Naihui (Ashley) Zhou
Major Professors: Iddo Friedberg, VMPM, and Mark Kaiser, Statistics
Short Description: The updates to the Critical Assessment of Functional Annotation (CAFA) Challenge
Abstract: The third CAFA challenge (CAFA3) released its prediction targets in September 2016, and preliminary results were announced in July 2017. CAFA3 featured a term-centric track where predictors were asked to associate a large set of genes (the complete genomes of Candida albicans and Pseudomonas aeruginosa) with a limited set of functions. By collaborating with experimental biologists, we were able to use unpublished whole-genome screen results to evaluate these predictions. To specifically address this question, we hosted an additional challenge CAFA 3.14 (CAFA-Pi) that is dedicated to evaluating term-centric predictions. The final CAFA3 results as well as preliminary CAFA-Pi results will be released and discussed, in addition to highlights of the term-centric evaluations and benchmark proteins.

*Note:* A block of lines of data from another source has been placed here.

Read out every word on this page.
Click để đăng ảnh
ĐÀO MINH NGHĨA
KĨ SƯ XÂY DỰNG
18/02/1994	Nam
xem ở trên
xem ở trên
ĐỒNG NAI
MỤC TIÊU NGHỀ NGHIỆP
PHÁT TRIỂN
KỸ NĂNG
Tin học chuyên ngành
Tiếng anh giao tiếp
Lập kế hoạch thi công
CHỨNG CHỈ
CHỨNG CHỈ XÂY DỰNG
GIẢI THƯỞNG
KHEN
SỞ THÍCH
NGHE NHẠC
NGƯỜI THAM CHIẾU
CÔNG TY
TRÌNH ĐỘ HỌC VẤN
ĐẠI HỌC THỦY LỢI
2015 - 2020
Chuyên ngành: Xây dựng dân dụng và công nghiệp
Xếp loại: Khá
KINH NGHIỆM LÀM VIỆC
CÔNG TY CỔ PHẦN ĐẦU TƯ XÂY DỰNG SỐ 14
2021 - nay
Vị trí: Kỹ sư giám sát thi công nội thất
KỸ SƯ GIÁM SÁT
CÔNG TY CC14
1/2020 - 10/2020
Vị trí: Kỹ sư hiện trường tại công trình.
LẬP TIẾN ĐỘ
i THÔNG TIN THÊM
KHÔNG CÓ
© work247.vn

Short Description: We used Markov Random Field as a statistical tool to study the three-dimensional correlation of gene expression
Abstract: The chromatin and its 3D organization plays important roles in cellular function in the eukaryotic cell, with the advance in the 3C (HiC) technology, more long-range intra-chromosomal and inter-chromosomal interactions between genomic loci have come to light. Specifically, the 3D organization of the genome may play important roles in transcription regulation. The theory of “transcription factory” is one such hypothesis. These nuclear subcompartments are dynamically organized so that the genes in these compartments have coordinated transcription. This study is an attempt to further consolidate the theory of “transcription factory” using a spatial Markov Random Field (MRF) model. By directly modelling gene expression values on a spatial neighborhood network inferred from HiC data, we were able to estimate the level of spatial dependency among protein-coding genes in the human IMR90 cell. We overcame computational challenges of large matrices using the double Metropolis algorithm to carry out the Markov Chain Monte Carlo (MCMC) simulation for this Bayesian model. Our study confirms the spatial dependency of transcription among neighboring genes in the 3D genome organization on a global scale. Further insights can be made into the mechanism of differential expression as a response to stimuli involving the chromatin compartments.